* Chinese banks increase over-the-counter gold trade at home
* No timeframe on giving out more gold import licences -PBOC
* Shanghai exchange also looking at OTC, Friday night trades (Adds quotes on ETFs, Shanghai Gold Exchange plans, gold price)
By Rujun Shen and Polly Yam
HONG KONG, Nov 12 (Reuters) - China, set to surpass India as the world’s top gold consumer this year, is keen to further open up its domestic market for the precious metal to the international community, with Shanghai looking at gold exchange-traded funds as the market matures.
Hoping to tap resilient Chinese demand for bullion as gold prices head for their twelfth straight year of gains, the Shanghai Gold Exchange (SGE) also said it would launch an interbank market early next month.
“As the domestic market matures and opens up, the exchange will launch over-the-counter trading, gold ETFs, Friday night trading and improve the leasing market,” SGE Chairman and President Wang Zhe told a precious metals industry conference in Hong Kong on Monday.
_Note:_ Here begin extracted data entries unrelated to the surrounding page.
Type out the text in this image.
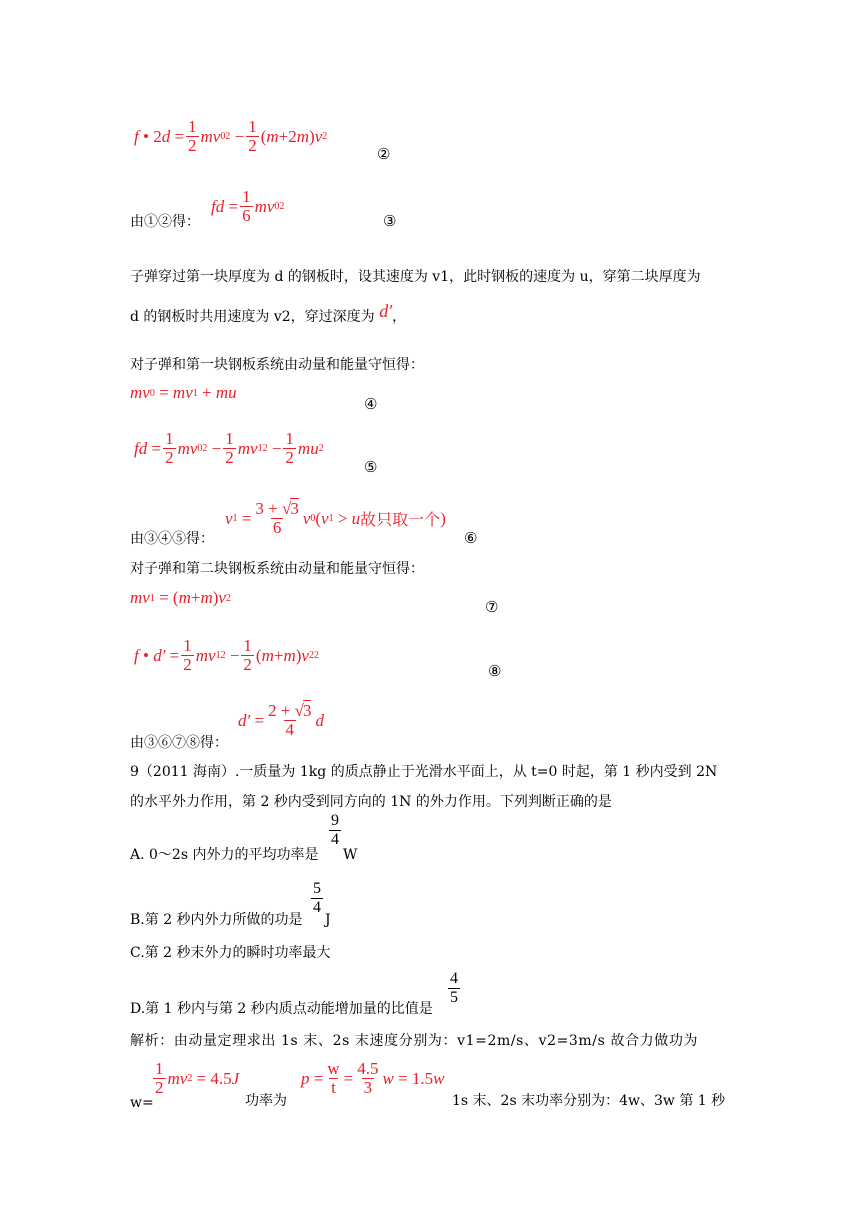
f •
2 $d = \frac{1}{2}$ mv 0 2
− $\frac{1}{2}$ ( m +2 m ) v 2
②
fd = $\frac{1}{6}$ mv 0 2
由①②得：	③
子弹穿过第一块厚度为 d 的钢板时，设其速度为 v1，此时钢板的速度为 u，穿第二块厚度为
d 的钢板时共用速度为 v2，穿过深度为 d′，
对子弹和第一块钢板系统由动量和能量守恒得：
mv 0
= mv 1
+ mu
④
fd = $\frac{1}{2}$ mv 0 2
− $\frac{1}{2}$ mv 1 2
− $\frac{1}{2}$ mu 2
⑤
v 1
= $\frac{3 + √3}{6}$ v 0 ( v 1
> u 故只取一个 )
由③④⑤得：	⑥
对子弹和第二块钢板系统由动量和能量守恒得：
mv 1
=
( m + m ) v 2	⑦
f • $d' = \frac{1}{2}$ mv 1 2
− $\frac{1}{2}$ ( m + m ) v 2 2
⑧
$d' = \frac{2 + √3}{4}$ d
由③⑥⑦⑧得：
9（2011 海南）.一质量为 1kg 的质点静止于光滑水平面上，从 t=0 时起，第 1 秒内受到 2N
的水平外力作用，第 2 秒内受到同方向的 1N 的外力作用。下列判断正确的是
$\frac{9}{4}$
A. 0～2s 内外力的平均功率是 W
$\frac{5}{4}$
B.第 2 秒内外力所做的功是 J
C.第 2 秒末外力的瞬时功率最大
$\frac{4}{5}$
D.第 1 秒内与第 2 秒内质点动能增加量的比值是
解析：由动量定理求出 1s 末、2s 末速度分别为：v1=2m/s、v2=3m/s 故合力做功为
$\frac{1}{2}$ mv 2
=
4.5 J
w=	功率为
$p = \frac{w}{t} = \frac{4.5}{3}$ w =
1.5 w
1s 末、2s 末功率分别为：4w、3w 第 1 秒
The gold ETFs will be traded on the Shanghai and Shenzhen stock exchanges, said Zheng Zhiguang, general manager at Industrial and Commercial Bank of China Ltd.
“There is no doubt that gold ETF products will be launched in China. It’s entered a study phase on regulation and operation,” Zheng said on the sidelines of the event.
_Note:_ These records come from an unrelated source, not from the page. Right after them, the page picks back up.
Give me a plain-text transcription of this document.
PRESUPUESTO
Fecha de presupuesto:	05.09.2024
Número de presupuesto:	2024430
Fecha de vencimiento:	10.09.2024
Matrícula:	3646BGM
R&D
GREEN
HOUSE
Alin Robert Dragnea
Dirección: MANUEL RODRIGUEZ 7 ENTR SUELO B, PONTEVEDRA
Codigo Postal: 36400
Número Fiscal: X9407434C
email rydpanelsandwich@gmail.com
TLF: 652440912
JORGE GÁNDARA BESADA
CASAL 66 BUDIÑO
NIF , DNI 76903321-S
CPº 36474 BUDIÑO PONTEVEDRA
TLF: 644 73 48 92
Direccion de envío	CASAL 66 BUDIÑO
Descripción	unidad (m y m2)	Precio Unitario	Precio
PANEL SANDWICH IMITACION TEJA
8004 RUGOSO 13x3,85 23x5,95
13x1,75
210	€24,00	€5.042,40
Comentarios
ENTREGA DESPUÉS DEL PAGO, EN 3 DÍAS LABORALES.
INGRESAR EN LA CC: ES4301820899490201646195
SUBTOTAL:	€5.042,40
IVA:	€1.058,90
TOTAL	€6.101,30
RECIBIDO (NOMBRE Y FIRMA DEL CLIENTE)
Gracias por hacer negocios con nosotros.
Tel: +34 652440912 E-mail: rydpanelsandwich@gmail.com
“It will begin as a domestic market, but with future development it can become a global market,” he said, adding some of the gold investment products that the bank offers would be linked to ETFs in the future.
But immediate focus is on the launch of an interbank market that will start with spot contracts and gradually offer forward contracts.
All banks trading on the China Foreign Exchange Trading System and National International Funding Centre will eventually be able to trade in the market, including foreign banks, Wang said.
“In the beginning it will pilot with Chinese banks and eventually be open to all,” Wang told Reuters.
Currently near three-week highs above $1,730 an ounce, spot gold has gained nearly 11 percent this year, its safe-haven appeal boosted by a shaky global economy.
China’s gold market is expanding because of strong domestic demand for the metal, said Xie Duo, g eneral director of the financial market department of the P e ople’s Bank of China.
The central bank’s policy is to encourage residents to hold physical gold, he said, but declined to comment on the PBOC’s own gold buying activity.
“Later on, we will further open up the market and quicken the steps to integrate into the international market,” said Xie, without providing details.
“We should actively create conditions for the gold market to become integrated with the international gold market.”
But Xie said the central bank has not set a timeline for issuing more gold import licences.
Beijing strictly regulates gold imports and exports and has so far only given licences to nine commercial banks, including Industrial and Commercial Bank of China, Bank of China, Agricultural Bank of China and China Construction Bank.
Still, Chinese banks have been increasing their gold trading on the domestic over-the-counter (OTC) market.
Chinese banks are also allowed to trade gold on the international OTC markets for their own books but not allowed to trade on behalf of their clients, Xie told Reuters.
For now, the central bank has no plan to look into when and how China would allow commercial banks to trade gold through the international OTC markets for their clients, Xie said. “That is not the development direction,” he added.
China has official gold reserves of 1,054.1 tonnes, the world’s sixth-largest, which account for under 2 percent of its total reserves, according to the World Gold Council.